Wu Hongzhen, Wang Zihua, Liang Yingying, Tan Caihong, Wei Xinhua, Zhang Wanli, Yang Ruimeng, Mo Lei, Jiang Xinqing
Department of Radiology, The First Affiliated Hospital of Jinan University, Guangzhou, China.
Department of Radiology, Guangzhou First People's Hospital, School of Medicine, South China University of Technology, Guangzhou, China.
Front Oncol. 2022 Jan 21;11:681489. doi: 10.3389/fonc.2021.681489. eCollection 2021.
The detection and characterization of focal liver lesions (FLLs) in patients with cirrhosis is challenging. Accurate information about FLLs is key to their management, which can range from conservative methods to surgical excision. We sought to develop a nomogram that incorporates clinical risk factors, blood indicators, and enhanced computed tomography (CT) imaging findings to predict the nature of FLLs in cirrhotic livers.
A total of 348 surgically confirmed FLLs were included. CT findings and clinical data were assessed. All factors with P < 0.05 in univariate analysis were included in multivariate analysis. ROC analysis was performed, and a nomogram was constructed based on the multivariate logistic regression analysis results.
The FLLs were either benign (n = 79) or malignant (n = 269). Logistic regression evaluated independent factors that positively affected malignancy. AFP (OR = 10.547), arterial phase hyperenhancement (APHE) (OR = 740.876), washout (OR = 0.028), satellite lesions (OR = 15.164), ascites (OR = 156.241), and nodule-in-nodule architecture (OR =27.401) were independent predictors of malignancy. The combined predictors had excellent performance in differentiating benign and malignant lesions, with an AUC of 0.959, a sensitivity of 95.24%, and a specificity of 87.5% in the training cohort and AUC of 0.981, sensitivity of 94.74%, and specificity of 93.33% in the test cohort. The C-index was 96.80%, and calibration curves showed good agreement between the nomogram predictions and the actual data.
The nomogram showed excellent discrimination and calibration for malignancy risk prediction, and it may aid in making FLLs treatment decisions.
对肝硬化患者局灶性肝病变(FLLs)进行检测和特征描述具有挑战性。关于FLLs的准确信息是其管理的关键,管理方式可从保守方法到手术切除。我们试图开发一种列线图,纳入临床风险因素、血液指标和增强计算机断层扫描(CT)影像表现,以预测肝硬化肝脏中FLLs的性质。
共纳入348例经手术证实的FLLs。评估CT表现和临床数据。单因素分析中P<0.05的所有因素纳入多因素分析。进行ROC分析,并根据多因素逻辑回归分析结果构建列线图。

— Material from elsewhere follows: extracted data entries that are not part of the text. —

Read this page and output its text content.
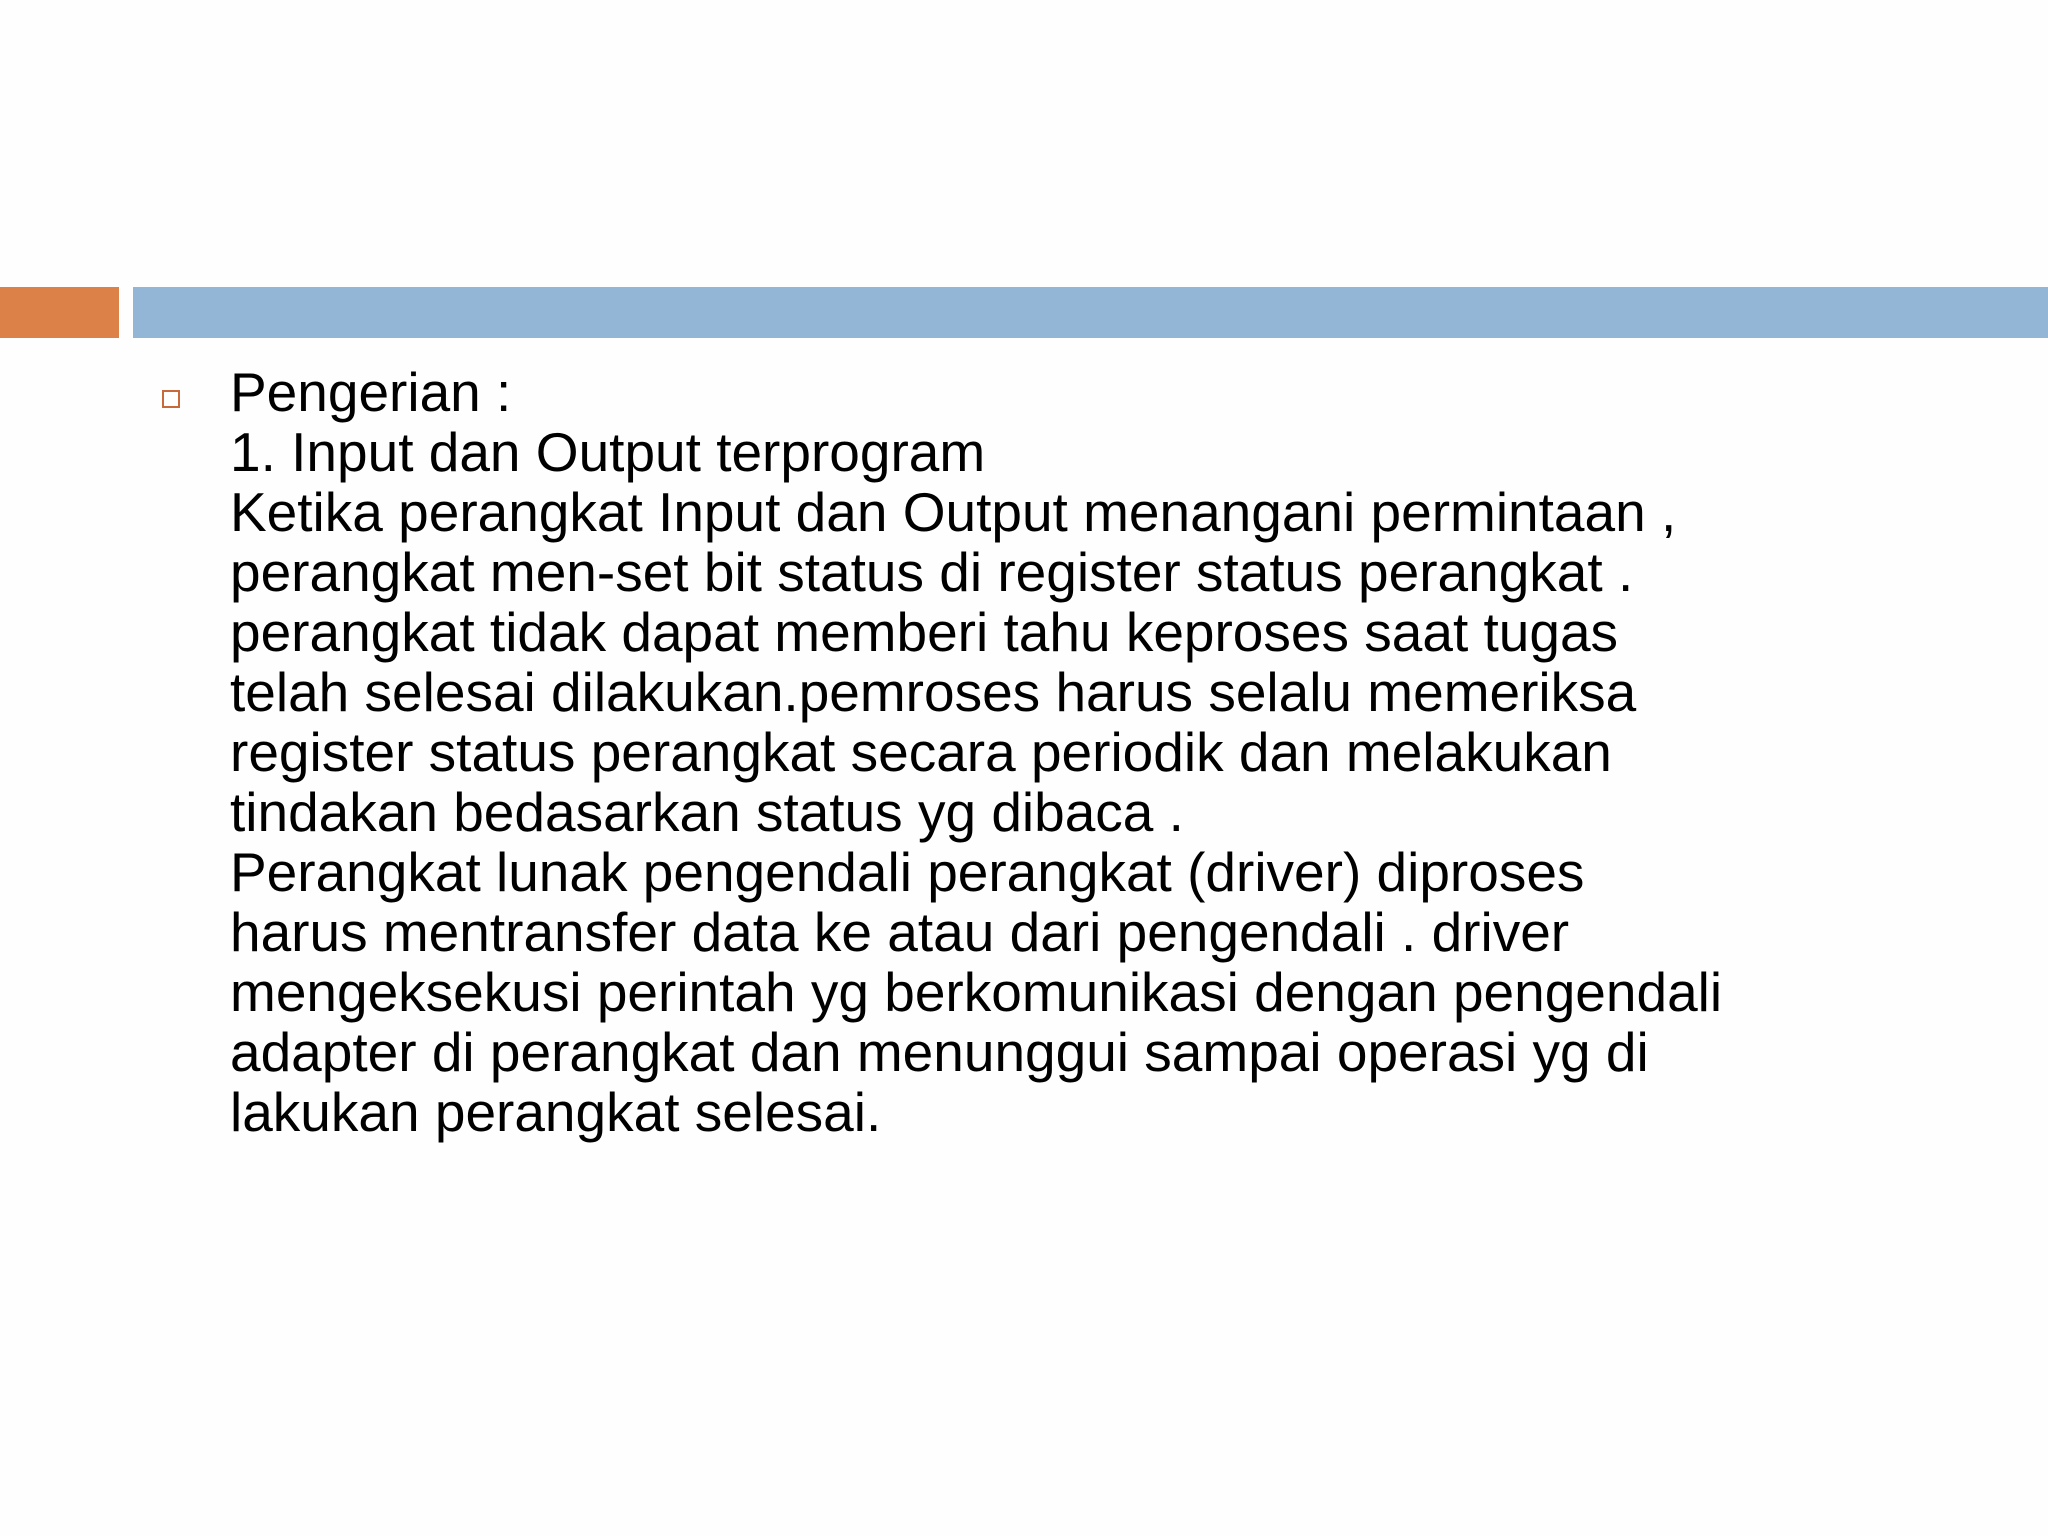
Pengerian :
1. Input dan Output terprogram
Ketika perangkat Input dan Output menangani permintaan ,
perangkat men-set bit status di register status perangkat .
perangkat tidak dapat memberi tahu keproses saat tugas
telah selesai dilakukan.pemroses harus selalu memeriksa
register status perangkat secara periodik dan melakukan
tindakan bedasarkan status yg dibaca .
Perangkat lunak pengendali perangkat (driver) diproses
harus mentransfer data ke atau dari pengendali . driver
mengeksekusi perintah yg berkomunikasi dengan pengendali
adapter di perangkat dan menunggui sampai operasi yg di
lakukan perangkat selesai.
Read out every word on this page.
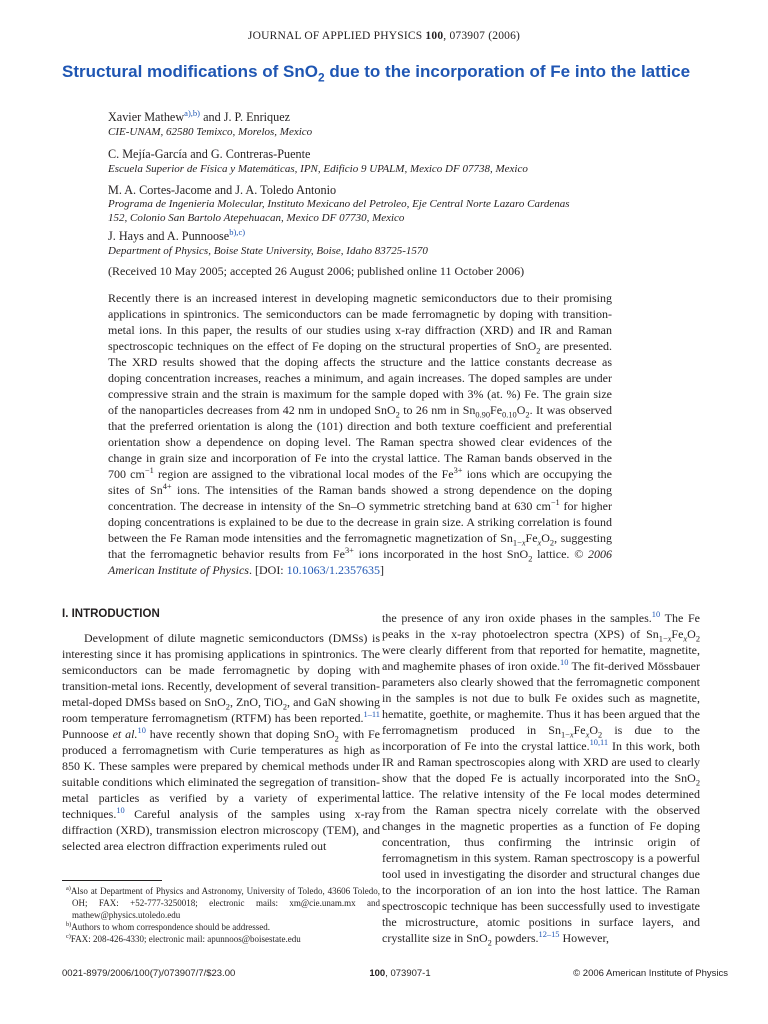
JOURNAL OF APPLIED PHYSICS 100, 073907 (2006)
Structural modifications of SnO$_2$ due to the incorporation of Fe into the lattice
Xavier Mathew$^{a),b)}$ and J. P. Enriquez
CIE-UNAM, 62580 Temixco, Morelos, Mexico
C. Mejía-García and G. Contreras-Puente
Escuela Superior de Física y Matemáticas, IPN, Edificio 9 UPALM, Mexico DF 07738, Mexico
M. A. Cortes-Jacome and J. A. Toledo Antonio
Programa de Ingenieria Molecular, Instituto Mexicano del Petroleo, Eje Central Norte Lazaro Cardenas 152, Colonio San Bartolo Atepehuacan, Mexico DF 07730, Mexico
J. Hays and A. Punnoose$^{b),c)}$
Department of Physics, Boise State University, Boise, Idaho 83725-1570
(Received 10 May 2005; accepted 26 August 2006; published online 11 October 2006)

Recently there is an increased interest in developing magnetic semiconductors due to their promising applications in spintronics. The semiconductors can be made ferromagnetic by doping with transition-metal ions. In this paper, the results of our studies using x-ray diffraction (XRD) and IR and Raman spectroscopic techniques on the effect of Fe doping on the structural properties of SnO$_2$ are presented. The XRD results showed that the doping affects the structure and the lattice constants decrease as doping concentration increases, reaches a minimum, and again increases. The doped samples are under compressive strain and the strain is maximum for the sample doped with 3% (at. %) Fe. The grain size of the nanoparticles decreases from 42 nm in undoped SnO$_2$ to 26 nm in $Sn_{0.90}Fe_{0.10}O_2$. It was observed that the preferred orientation is along the (101) direction and both texture coefficient and preferential orientation show a dependence on doping level. The Raman spectra showed clear evidences of the change in grain size and incorporation of Fe into the crystal lattice. The Raman bands observed in the 700 $cm^{-1}$ region are assigned to the vibrational local modes of the $Fe^{3+}$ ions which are occupying the sites of $Sn^{4+}$ ions. The intensities of the Raman bands showed a strong dependence on the doping concentration. The decrease in intensity of the Sn–O symmetric stretching band at 630 $cm^{-1}$ for higher doping concentrations is explained to be due to the decrease in grain size. A striking correlation is found between the Fe Raman mode intensities and the ferromagnetic magnetization of $Sn_{1-x}Fe_xO_2$, suggesting that the ferromagnetic behavior results from $Fe^{3+}$ ions incorporated in the host SnO$_2$ lattice. © 2006 American Institute of Physics. [DOI: 10.1063/1.2357635]

I. INTRODUCTION

Development of dilute magnetic semiconductors (DMSs) is interesting since it has promising applications in spintronics. The semiconductors can be made ferromagnetic by doping with transition-metal ions. Recently, development of several transition-metal-doped DMSs based on SnO$_2$, ZnO, TiO$_2$, and GaN showing room temperature ferromagnetism (RTFM) has been reported.$^{1-11}$ Punnoose et al.$^{10}$ have recently shown that doping SnO$_2$ with Fe produced a ferromagnetism with Curie temperatures as high as 850 K. These samples were prepared by chemical methods under suitable conditions which eliminated the segregation of transition-metal particles as verified by a variety of experimental techniques.$^{10}$ Careful analysis of the samples using x-ray diffraction (XRD), transmission electron microscopy (TEM), and selected area electron diffraction experiments ruled out

the presence of any iron oxide phases in the samples.$^{10}$ The Fe peaks in the x-ray photoelectron spectra (XPS) of $Sn_{1-x}Fe_xO_2$ were clearly different from that reported for hematite, magnetite, and maghemite phases of iron oxide.$^{10}$ The fit-derived Mössbauer parameters also clearly showed that the ferromagnetic component in the samples is not due to bulk Fe oxides such as magnetite, hematite, goethite, or maghemite. Thus it has been argued that the ferromagnetism produced in $Sn_{1-x}Fe_xO_2$ is due to the incorporation of Fe into the crystal lattice.$^{10,11}$ In this work, both IR and Raman spectroscopies along with XRD are used to clearly show that the doped Fe is actually incorporated into the SnO$_2$ lattice. The relative intensity of the Fe local modes determined from the Raman spectra nicely correlate with the observed changes in the magnetic properties as a function of Fe doping concentration, thus confirming the intrinsic origin of ferromagnetism in this system. Raman spectroscopy is a powerful tool used in investigating the disorder and structural changes due to the incorporation of an ion into the host lattice. The Raman spectroscopic technique has been successfully used to investigate the microstructure, atomic positions in surface layers, and crystallite size in SnO$_2$ powders.$^{12-15}$ However,

$^{a)}$Also at Department of Physics and Astronomy, University of Toledo, 43606 Toledo, OH; FAX: +52-777-3250018; electronic mails: xm@cie.unam.mx and mathew@physics.utoledo.edu

$^{b)}$Authors to whom correspondence should be addressed.

$^{c)}$FAX: 208-426-4330; electronic mail: apunnoos@boisestate.edu

0021-8979/2006/100(7)/073907/7/$23.00	100, 073907-1	© 2006 American Institute of Physics
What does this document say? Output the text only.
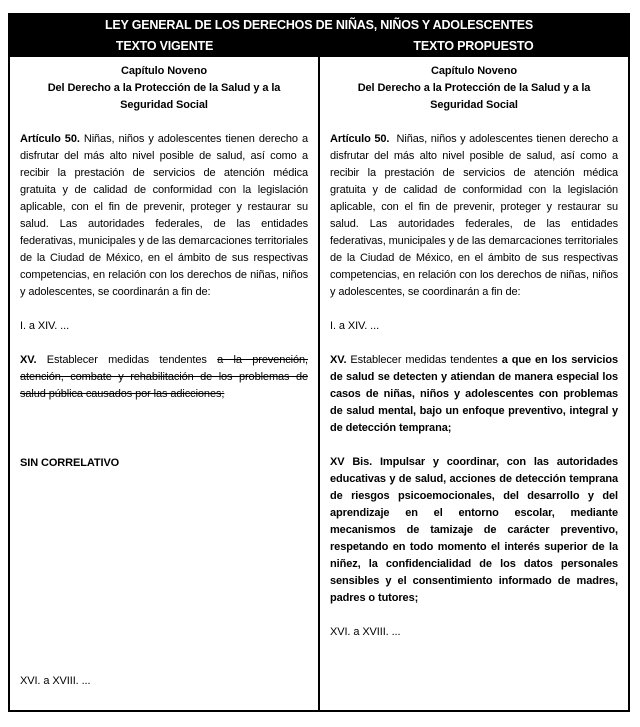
LEY GENERAL DE LOS DERECHOS DE NIÑAS, NIÑOS Y ADOLESCENTES
TEXTO VIGENTE	TEXTO PROPUESTO

Capítulo Noveno
Del Derecho a la Protección de la Salud y a la Seguridad Social

Artículo 50. Niñas, niños y adolescentes tienen derecho a disfrutar del más alto nivel posible de salud, así como a recibir la prestación de servicios de atención médica gratuita y de calidad de conformidad con la legislación aplicable, con el fin de prevenir, proteger y restaurar su salud. Las autoridades federales, de las entidades federativas, municipales y de las demarcaciones territoriales de la Ciudad de México, en el ámbito de sus respectivas competencias, en relación con los derechos de niñas, niños y adolescentes, se coordinarán a fin de:

I. a XIV. ...

XV. Establecer medidas tendentes a la prevención, atención, combate y rehabilitación de los problemas de salud pública causados por las adicciones;

SIN CORRELATIVO

XVI. a XVIII. ...

Capítulo Noveno
Del Derecho a la Protección de la Salud y a la Seguridad Social

Artículo 50.  Niñas, niños y adolescentes tienen derecho a disfrutar del más alto nivel posible de salud, así como a recibir la prestación de servicios de atención médica gratuita y de calidad de conformidad con la legislación aplicable, con el fin de prevenir, proteger y restaurar su salud. Las autoridades federales, de las entidades federativas, municipales y de las demarcaciones territoriales de la Ciudad de México, en el ámbito de sus respectivas competencias, en relación con los derechos de niñas, niños y adolescentes, se coordinarán a fin de:

I. a XIV. ...

XV. Establecer medidas tendentes a que en los servicios de salud se detecten y atiendan de manera especial los casos de niñas, niños y adolescentes con problemas de salud mental, bajo un enfoque preventivo, integral y de detección temprana;

XV Bis. Impulsar y coordinar, con las autoridades educativas y de salud, acciones de detección temprana de riesgos psicoemocionales, del desarrollo y del aprendizaje en el entorno escolar, mediante mecanismos de tamizaje de carácter preventivo, respetando en todo momento el interés superior de la niñez, la confidencialidad de los datos personales sensibles y el consentimiento informado de madres, padres o tutores;

XVI. a XVIII. ...
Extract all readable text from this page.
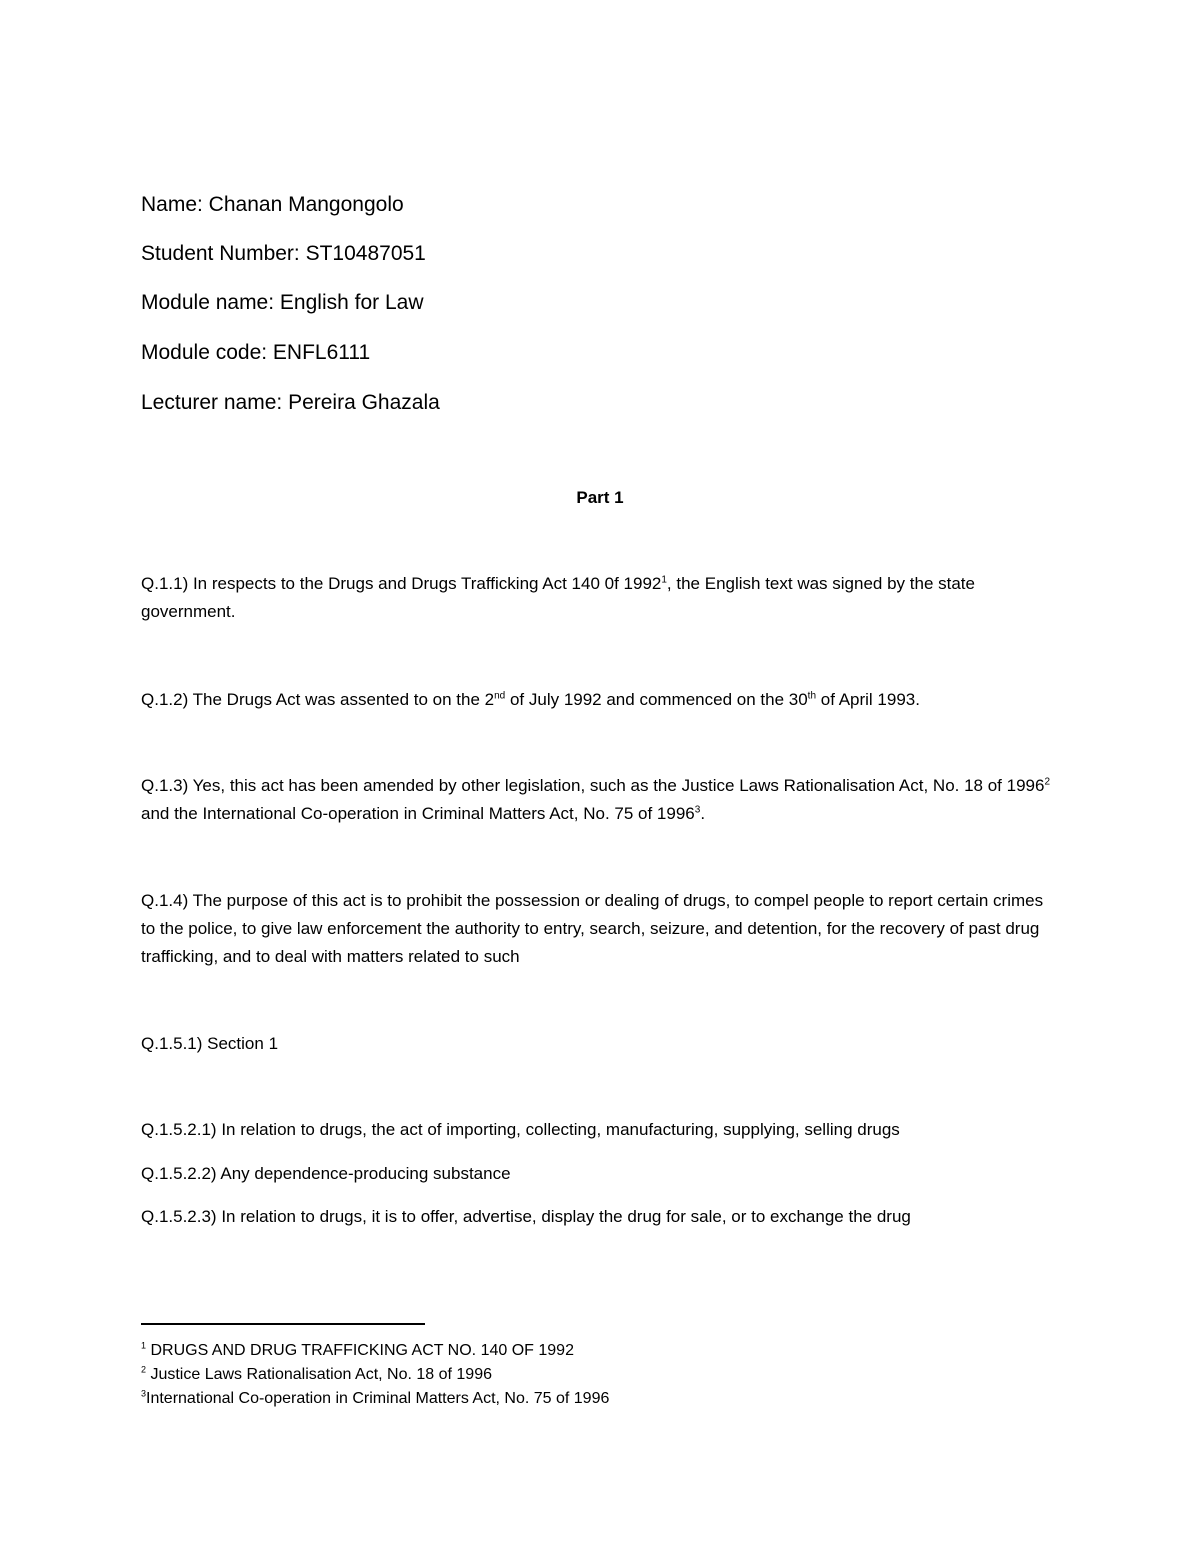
Name: Chanan Mangongolo
Student Number: ST10487051
Module name: English for Law
Module code: ENFL6111
Lecturer name: Pereira Ghazala
Part 1
Q.1.1) In respects to the Drugs and Drugs Trafficking Act 140 0f 1992$^1$, the English text was signed by the state government.
Q.1.2) The Drugs Act was assented to on the 2nd of July 1992 and commenced on the 30th of April 1993.
Q.1.3) Yes, this act has been amended by other legislation, such as the Justice Laws Rationalisation Act, No. 18 of 1996$^2$ and the International Co-operation in Criminal Matters Act, No. 75 of 1996$^3$.
Q.1.4) The purpose of this act is to prohibit the possession or dealing of drugs, to compel people to report certain crimes to the police, to give law enforcement the authority to entry, search, seizure, and detention, for the recovery of past drug trafficking, and to deal with matters related to such
Q.1.5.1) Section 1
Q.1.5.2.1) In relation to drugs, the act of importing, collecting, manufacturing, supplying, selling drugs
Q.1.5.2.2) Any dependence-producing substance
Q.1.5.2.3) In relation to drugs, it is to offer, advertise, display the drug for sale, or to exchange the drug
$^1$ DRUGS AND DRUG TRAFFICKING ACT NO. 140 OF 1992
$^2$ Justice Laws Rationalisation Act, No. 18 of 1996
$^3$International Co-operation in Criminal Matters Act, No. 75 of 1996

FLLs为良性(n = 79)或恶性(n = 269)。逻辑回归评估了对恶性肿瘤有正向影响的独立因素。甲胎蛋白(AFP)(比值比[OR]=10.547)、动脉期强化(APHE)(OR = 740.876)、廓清(OR = 0.028)、卫星灶(OR = 15.164)、腹水(OR = 156.241)和结节内结节结构(OR = 27.401)是恶性肿瘤的独立预测因素。联合预测因素在区分良性和恶性病变方面表现出色,在训练队列中的曲线下面积(AUC)为0.959,灵敏度为95.24%,特异度为87.5%;在测试队列中的AUC为0.981,灵敏度为94.74%,特异度为93.33%。一致性指数(C-index)为96.80%,校准曲线显示列线图预测与实际数据之间具有良好的一致性。
该列线图在恶性风险预测方面显示出优异的区分度和校准度,可能有助于做出FLLs的治疗决策。